Assessing the Risks of The Coronavirus Outbreak

On the last day of 2019, in Wuhan, the Hubei Province of China, reported several cases of pneumonia whose root cause was still unknown. After one week, the Chinese CDC informed about a new virus called Coronavirus (2019-nCoV) the main cause of this sudden outbreak. The Coronavirus is part of the SARS-CoV clade, phylogenetically.

As of the end of January 2020, there has been over 7,000 cases of 2019-nCoV worldwide that has been confirmed by a laboratory. Majority of them have been in China, with over 70 cases being reported from different countries all over the world.

Up until then, 170 deaths were reported that are related with the Coronavirus. In the last week of January, 2020, the health authorities in China confirmed the spread of this virus through human contact, outside the Hubei province. Additionally, 16 healthcare workers are supposedly infected with this virus.

On the 24th of January, 2020, France reported three cases of this virus that were imported in the EU and EEA, including another case being reported towards the end of January 2020. Moreover, on the 28th of January, Germany reported 4 cases in their local region that had indirect connection to Wuhan. On the 29th of January, a case was reported in Finland that was imported from Wuhan.

The CDC in China is assessing this virus’s transmissibility to be enough for sustained transmission of the community without any control measures taken for the first time. In the near future, more deaths are expected in China. Plus, more cases are to be expected amongst the travelers who are coming from China, especially the Hubei province. That is why the health authorities within the Member States of the EU and EEA need to stay alert and reinforce their capacity when it comes to responding to an event like this.

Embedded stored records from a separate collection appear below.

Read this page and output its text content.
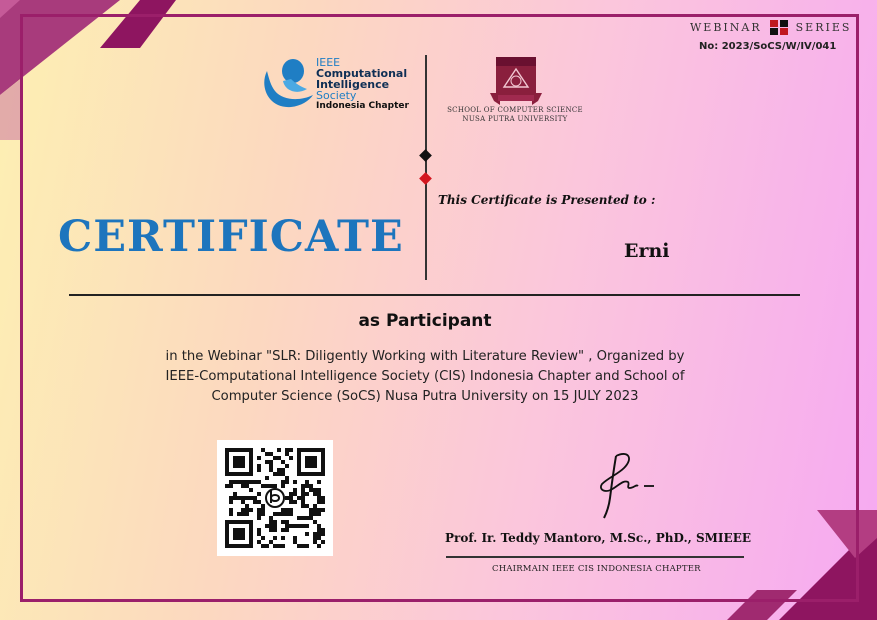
WEBINAR	SERIES
No: 2023/SoCS/W/IV/041
IEEE
Computational
Intelligence
Society
Indonesia Chapter	SCHOOL OF COMPUTER SCIENCE
NUSA PUTRA UNIVERSITY
CERTIFICATE
This Certificate is Presented to :
Erni
as Participant
in the Webinar "SLR: Diligently Working with Literature Review" , Organized by
IEEE-Computational Intelligence Society (CIS) Indonesia Chapter and School of
Computer Science (SoCS) Nusa Putra University on 15 JULY 2023
Prof. Ir. Teddy Mantoro, M.Sc., PhD., SMIEEE
CHAIRMAIN IEEE CIS INDONESIA CHAPTER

Because of the lack of an in-depth epidemiological analyses, there are quite a few uncertainties when it comes to assessing the virus’s risk. Based on the information that is currently out there, the ECDC thinks that:

  • The impact of the Coronavirus outbreak is potentially high.
  • The possibility of EU and EEA citizens being infected, who live in or are visiting the Hubei province, is potentially high.
  • The possibility of EU and EEA citizens being infected, who are from the other provinces of China, is moderate but it will increase.
  • There is a medium to high possibility of more imported cases within the EU and EEA.
  • The possibility of observing more limited transmission from one human to another inside the EU and EEA is predicted to be low. That is if there is an early detection of a case and the right practice from the Infection Prevention & Control (IPC) is executed, especially in the healthcare settings within the EU and EEA countries.
  • Supposing that the cases within the EU and EEA are identified early and the proper IPC actions are executed, the possibility of sustained transmission from one human to another inside the EU and EEA is at the moment low.
  • If a new and imported case within the countries of the EU and EEA is detected late and the proper IPC measures weren’t applied, then this would highly increase the chance of a transmission from one human to another. Hence, in this situation the possibility of a secondary transmission within the community setting can be very high.